Ieri a Torino sono stati ascoltati dalla commissione consiliare Lavoro gli ad di Foodora Italia Matteo Lentini e Gianluca Cocco che hanno descritto così i rider: «mediamente giovani che cercano un’occupazione flessibile e compatibile con le loro esigenze, spesso di studio ma anche di altri lavori». I manager hanno confermato le modalità di pagamento: 4 euro lordi, 3,60 euro a consegna «con una media di due consegne l’ora», a cui si aggiungono «i contributi pensionistici, l’assicurazione Inail e una integrativa» previsti dal contratto co.co.co. Foodora non paga più all’ora (5,60 euro lordi a ora) perché la consegna garantirebbe ai ciclo-fattorini «un aumento di guadagno del 20%». Dopo le proteste, la retribuzione per ogni consegna è stata aumentata dalla società. L’azienda ha smentito le affermazioni dei rider “non rispondono alla realtà dei fatti.A nessun rider in protesta è mai stato revocato il diritto d’accesso all’app per manifestare la propria disponibilità”.

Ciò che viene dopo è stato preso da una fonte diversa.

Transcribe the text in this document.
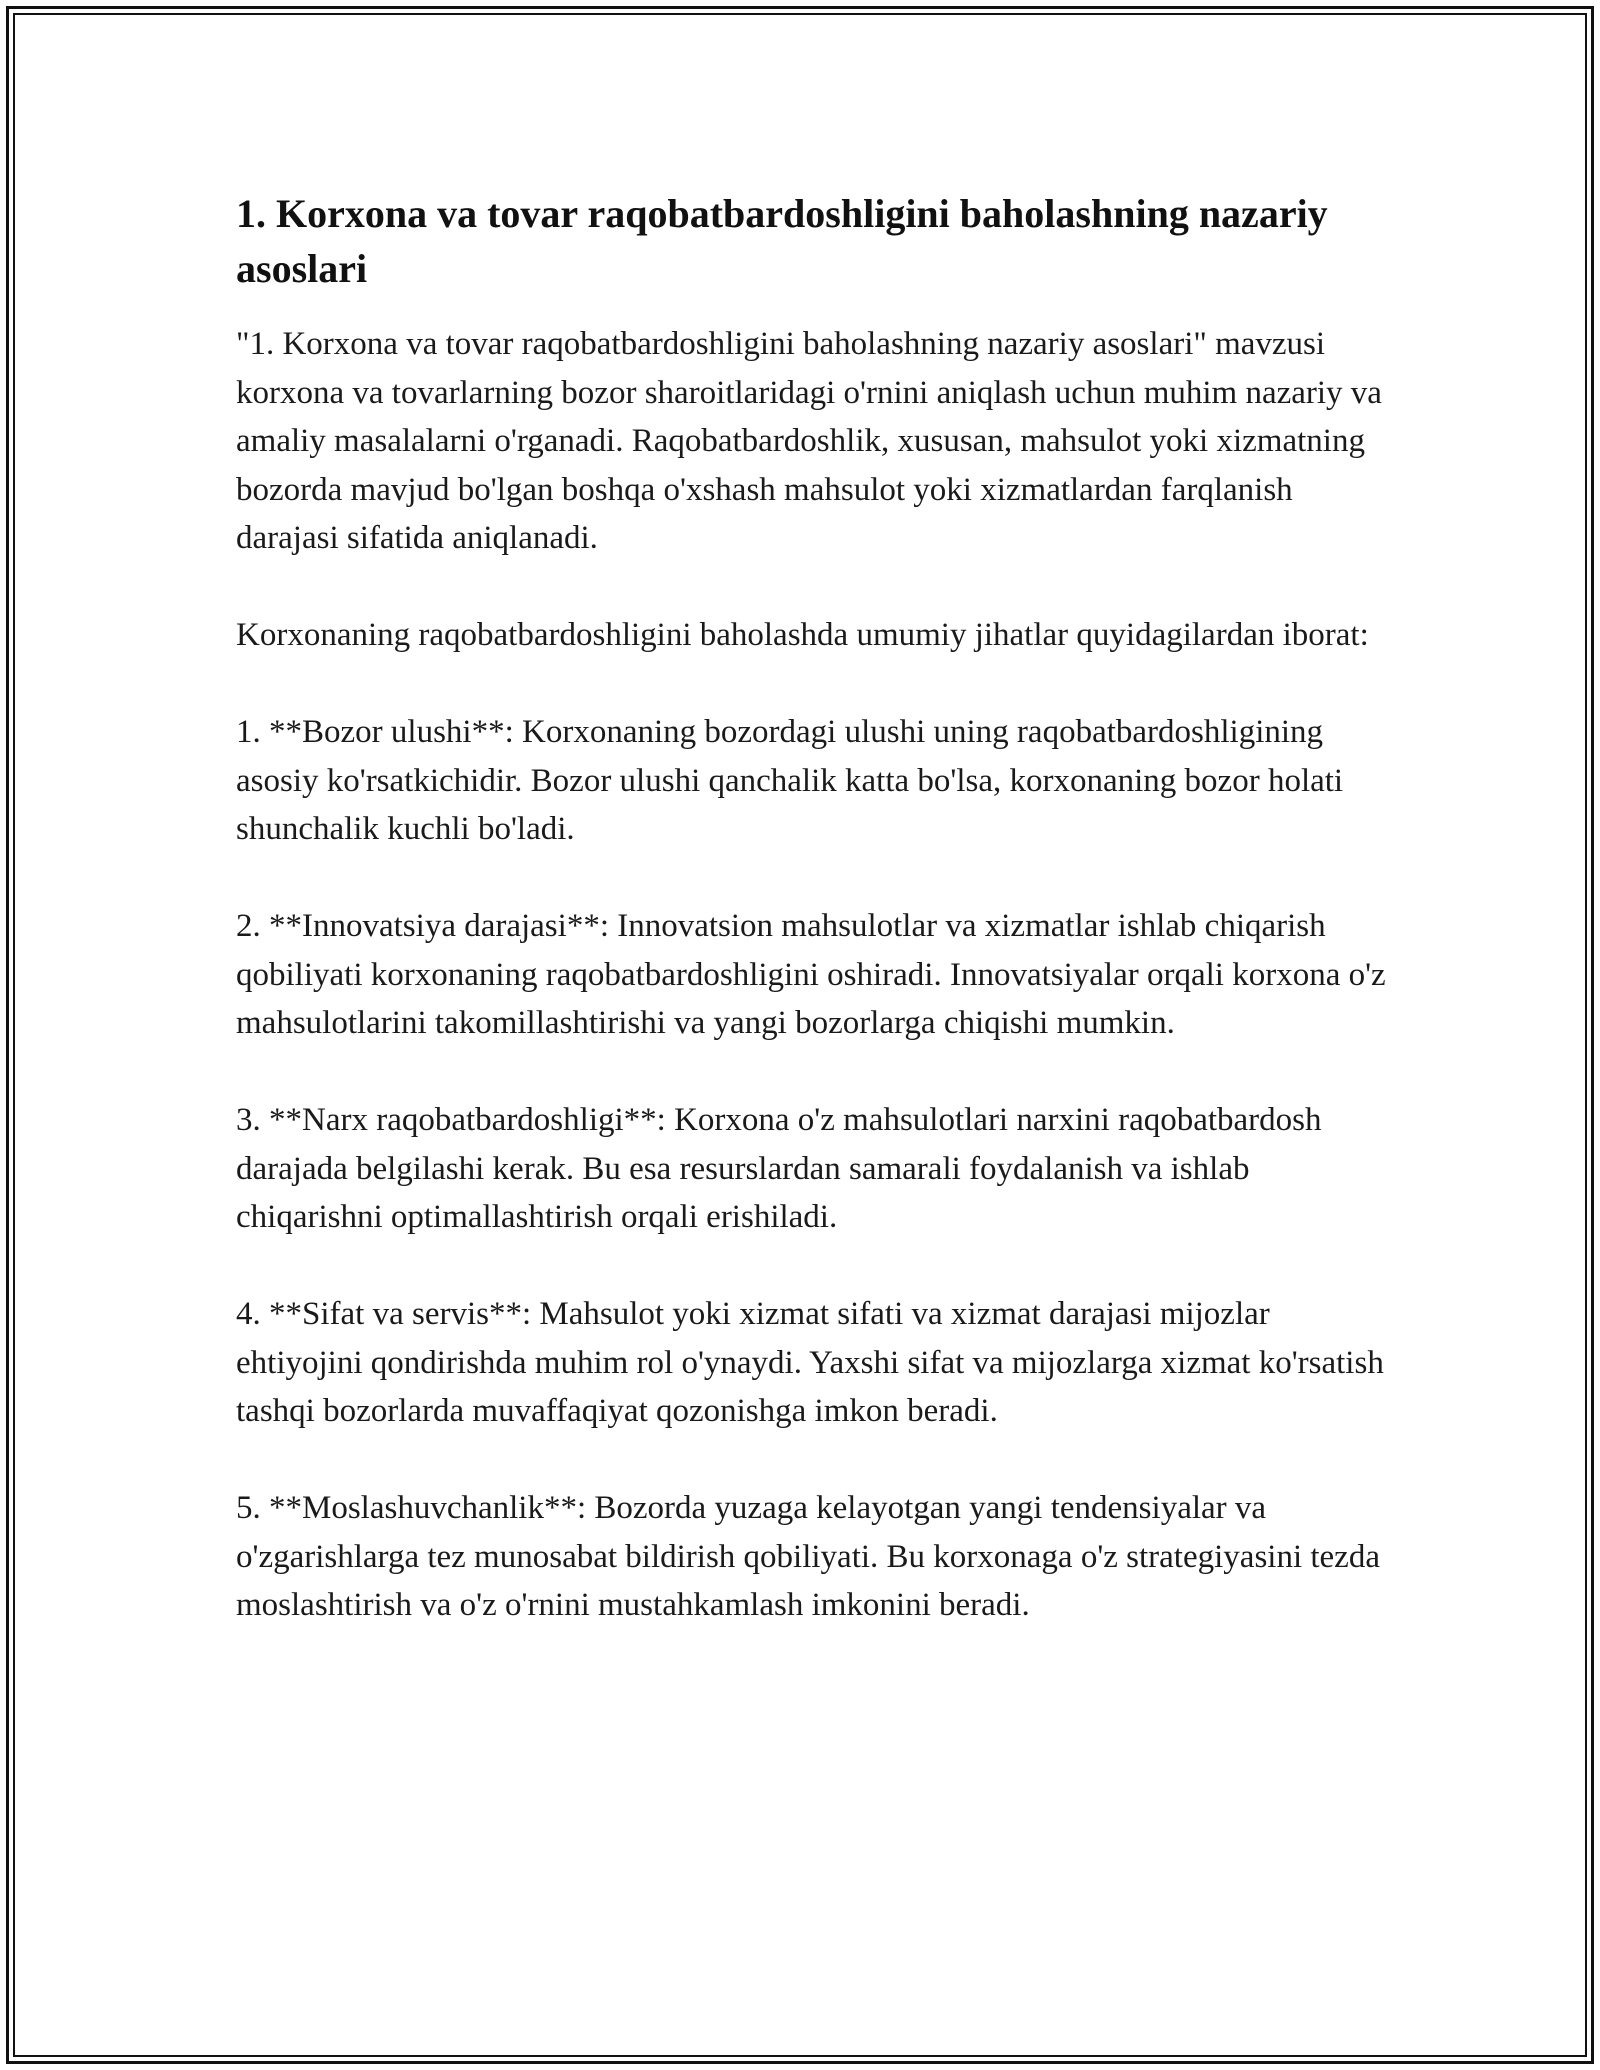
1. Korxona va tovar raqobatbardoshligini baholashning nazariy asoslari

"1. Korxona va tovar raqobatbardoshligini baholashning nazariy asoslari" mavzusi korxona va tovarlarning bozor sharoitlaridagi o'rnini aniqlash uchun muhim nazariy va amaliy masalalarni o'rganadi. Raqobatbardoshlik, xususan, mahsulot yoki xizmatning bozorda mavjud bo'lgan boshqa o'xshash mahsulot yoki xizmatlardan farqlanish darajasi sifatida aniqlanadi.

Korxonaning raqobatbardoshligini baholashda umumiy jihatlar quyidagilardan iborat:

1. **Bozor ulushi**: Korxonaning bozordagi ulushi uning raqobatbardoshligining asosiy ko'rsatkichidir. Bozor ulushi qanchalik katta bo'lsa, korxonaning bozor holati shunchalik kuchli bo'ladi.

2. **Innovatsiya darajasi**: Innovatsion mahsulotlar va xizmatlar ishlab chiqarish qobiliyati korxonaning raqobatbardoshligini oshiradi. Innovatsiyalar orqali korxona o'z mahsulotlarini takomillashtirishi va yangi bozorlarga chiqishi mumkin.

3. **Narx raqobatbardoshligi**: Korxona o'z mahsulotlari narxini raqobatbardosh darajada belgilashi kerak. Bu esa resurslardan samarali foydalanish va ishlab chiqarishni optimallashtirish orqali erishiladi.

4. **Sifat va servis**: Mahsulot yoki xizmat sifati va xizmat darajasi mijozlar ehtiyojini qondirishda muhim rol o'ynaydi. Yaxshi sifat va mijozlarga xizmat ko'rsatish tashqi bozorlarda muvaffaqiyat qozonishga imkon beradi.

5. **Moslashuvchanlik**: Bozorda yuzaga kelayotgan yangi tendensiyalar va o'zgarishlarga tez munosabat bildirish qobiliyati. Bu korxonaga o'z strategiyasini tezda moslashtirish va o'z o'rnini mustahkamlash imkonini beradi.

Interpellati sul punto i rider obiettano che Foodora paga così i suoi lavoratori, inquadrati come co.co.co., solo in Italia. Il pagamento, invece, dev’essere «misto»: va pagato cioè sia il tempo di lavoro, tra una consegna e l’altra, che gli scatti a consegna effettuata. I lavoratori chiedono l’abolizione del co.co.co. – e l’adozione di una forma contrattuale capace di garantire un monte ore al mese e coprire le tutele minime di un lavoratore parasubordinato. Queste persone si trovano in una zona grigia dove per l’azienda sono «freelance» che prestano un’opera occasionale, mentre in realtà sono eterodiretti e soggetti a una disciplina «flessibile». «I manager – afferma uno dei rider – non dicono che se non accetti due o più ordini puoi essere depennato». A differenza degli altri parasubordinati non godono delle tutele sociali di base. I «rider», proprio perché considerati «freelance», non hanno diritto a ferie, malattia o maternità, né disoccupazione. «Il sistema sancisce il ritorno del cottimo» ha detto Airaudo che parla di «caporalato digitale». «Sui lavoratori sono scaricati il rischio e i costi del lavoro» ha aggiunto Marco Grimaldi, capogruppo di Sinistra Italiana in regione Piemonte. Oltre alla proposta di legge, SI ha presentato un emendamento al Ddl lavoro autonomo, in discussione alla Camera dal 27 febbraio, che prefigura un rapporto di «lavoro subordinato».